Chace stared down into those blue eyes in that pretty face with those extraordinary cheekbones all of it surrounded by her fantastic hair looking up at him with warmth and understanding in her eyes and he knew in that instant he was falling in love.
Christ, he could have none of the beauty that met his eyes, her heart-shaped ass in his bed, the gift of her virginity and only have her giving in last night and just now when he needed her to and calling her folks to ream their asses about hassling him and it would have started happening.
But he had all of that and her being a geek, her imagination, her humor, her immense care for a kid she didn’t know and fuck him, he wasn’t teetering. He was halfway gone.

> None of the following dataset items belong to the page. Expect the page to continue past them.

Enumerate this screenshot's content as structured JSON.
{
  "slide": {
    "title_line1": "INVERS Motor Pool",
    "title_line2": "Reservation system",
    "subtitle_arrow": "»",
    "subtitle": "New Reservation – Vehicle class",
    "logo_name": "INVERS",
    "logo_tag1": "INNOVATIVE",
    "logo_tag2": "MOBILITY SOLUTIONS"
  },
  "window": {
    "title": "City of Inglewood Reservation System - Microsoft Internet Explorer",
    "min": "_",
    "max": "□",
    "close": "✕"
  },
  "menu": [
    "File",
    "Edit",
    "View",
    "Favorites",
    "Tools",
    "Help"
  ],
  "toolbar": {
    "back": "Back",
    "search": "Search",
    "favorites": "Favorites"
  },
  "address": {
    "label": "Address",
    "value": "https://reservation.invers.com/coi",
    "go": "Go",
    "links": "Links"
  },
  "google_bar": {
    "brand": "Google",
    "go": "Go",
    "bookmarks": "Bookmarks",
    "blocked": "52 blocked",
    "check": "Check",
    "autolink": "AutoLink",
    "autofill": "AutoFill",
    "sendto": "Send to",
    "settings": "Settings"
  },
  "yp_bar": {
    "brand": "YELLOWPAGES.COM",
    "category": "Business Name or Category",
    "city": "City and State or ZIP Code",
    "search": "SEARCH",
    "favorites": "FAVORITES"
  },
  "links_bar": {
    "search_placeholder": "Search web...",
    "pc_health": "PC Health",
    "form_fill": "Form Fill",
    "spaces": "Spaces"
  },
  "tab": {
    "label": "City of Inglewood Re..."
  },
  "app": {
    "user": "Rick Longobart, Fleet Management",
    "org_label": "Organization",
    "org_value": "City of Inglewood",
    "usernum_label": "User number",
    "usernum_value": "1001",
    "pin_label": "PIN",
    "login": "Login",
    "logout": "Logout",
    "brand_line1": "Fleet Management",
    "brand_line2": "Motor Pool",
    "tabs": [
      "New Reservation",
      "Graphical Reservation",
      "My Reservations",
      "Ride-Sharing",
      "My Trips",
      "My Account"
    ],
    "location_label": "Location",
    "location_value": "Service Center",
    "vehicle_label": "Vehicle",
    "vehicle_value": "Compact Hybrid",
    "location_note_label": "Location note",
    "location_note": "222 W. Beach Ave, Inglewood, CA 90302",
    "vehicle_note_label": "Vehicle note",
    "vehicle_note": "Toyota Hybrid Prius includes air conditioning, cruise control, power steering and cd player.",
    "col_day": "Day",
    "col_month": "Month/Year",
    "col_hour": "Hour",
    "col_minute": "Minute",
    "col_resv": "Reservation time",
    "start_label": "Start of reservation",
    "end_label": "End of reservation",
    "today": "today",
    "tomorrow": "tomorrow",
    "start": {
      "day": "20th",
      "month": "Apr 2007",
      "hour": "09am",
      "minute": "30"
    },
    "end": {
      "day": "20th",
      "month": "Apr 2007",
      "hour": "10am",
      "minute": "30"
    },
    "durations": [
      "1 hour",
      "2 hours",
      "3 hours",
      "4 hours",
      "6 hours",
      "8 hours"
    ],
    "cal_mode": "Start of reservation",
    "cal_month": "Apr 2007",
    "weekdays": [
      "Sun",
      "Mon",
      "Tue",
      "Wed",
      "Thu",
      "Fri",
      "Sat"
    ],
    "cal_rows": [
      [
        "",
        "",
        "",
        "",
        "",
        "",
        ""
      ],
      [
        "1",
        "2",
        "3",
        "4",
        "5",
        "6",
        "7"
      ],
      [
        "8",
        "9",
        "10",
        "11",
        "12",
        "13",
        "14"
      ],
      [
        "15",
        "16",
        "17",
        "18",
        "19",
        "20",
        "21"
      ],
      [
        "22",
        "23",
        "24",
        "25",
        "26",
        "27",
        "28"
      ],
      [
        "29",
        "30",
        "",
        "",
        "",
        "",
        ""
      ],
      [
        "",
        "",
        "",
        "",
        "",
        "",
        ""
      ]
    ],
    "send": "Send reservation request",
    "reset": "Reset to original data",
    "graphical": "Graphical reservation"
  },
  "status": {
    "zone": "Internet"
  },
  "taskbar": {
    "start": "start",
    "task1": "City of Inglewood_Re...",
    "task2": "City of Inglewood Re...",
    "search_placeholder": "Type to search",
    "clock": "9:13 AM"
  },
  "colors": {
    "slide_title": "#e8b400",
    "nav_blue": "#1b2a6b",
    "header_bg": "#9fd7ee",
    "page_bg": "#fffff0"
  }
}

Ty and Tate had this. One was a brunette. One was a blonde. Neither of them were shy.
Both of them gave this.
Jesus. He got it.
And he had it in the curve of his arm.
Fuck, he wanted to make love to her.
Fuck.
He couldn’t without maybe causing her pain.
So he did what he could. He kissed her. He did it soft, he did it long, he got his hands up her shirt and she got her hands up his.

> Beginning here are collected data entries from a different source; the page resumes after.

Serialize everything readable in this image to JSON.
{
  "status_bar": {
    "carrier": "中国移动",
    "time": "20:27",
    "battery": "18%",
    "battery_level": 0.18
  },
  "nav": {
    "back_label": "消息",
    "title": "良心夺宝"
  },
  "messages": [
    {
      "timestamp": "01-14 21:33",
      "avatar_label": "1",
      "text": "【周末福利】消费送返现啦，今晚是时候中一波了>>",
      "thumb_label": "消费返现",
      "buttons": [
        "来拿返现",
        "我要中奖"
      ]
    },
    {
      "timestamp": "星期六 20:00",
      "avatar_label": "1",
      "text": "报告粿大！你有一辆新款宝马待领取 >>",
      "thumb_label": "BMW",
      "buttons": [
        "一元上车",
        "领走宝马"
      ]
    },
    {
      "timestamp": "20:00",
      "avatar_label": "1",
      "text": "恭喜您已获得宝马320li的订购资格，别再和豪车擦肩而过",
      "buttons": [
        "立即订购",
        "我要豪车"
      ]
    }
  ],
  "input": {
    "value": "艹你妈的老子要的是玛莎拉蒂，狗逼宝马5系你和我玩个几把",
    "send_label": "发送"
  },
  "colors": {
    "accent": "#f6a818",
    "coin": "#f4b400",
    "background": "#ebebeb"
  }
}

When he broke the kiss, he asked her softly if she wanted popcorn and to watch another episode of
Psych.
She grinned at him huge because she did.
Before they settled back in the couch with a bowl of microwave popcorn and cans of soda, he informed her she was again spending the night.
Not that it was a question.
But her answer?
She directed another huge-ass smile at him.
Then she whispered, “Okay.”
Chapter Eleven
Round Two
Six oh three the next morning
“Baby, wake up.”
I drifted out of sleep, my eyes opening and at what I saw, I was certain I was still dreaming.
Chace, sitting on the edge of the bed in a pair of those long, loose running shorts and one of those skintight running shirts that had the awesome stitching and a collar that went halfway up his neck, both navy blue.
How had I never seen
this?
I’d been avidly watching him for
years.
I’d even seen him run and this was on numerous occasions. He was usually wearing track pants and one of those tops with the half-zip at the throat (an outfit that was also awesome but not near as awesome as this one) or loose running shorts and a tee. Granted, if I got a look at him somewhere mid- to end of run, his shirt was plastered to him with sweat. Which, for Chace, was a good look.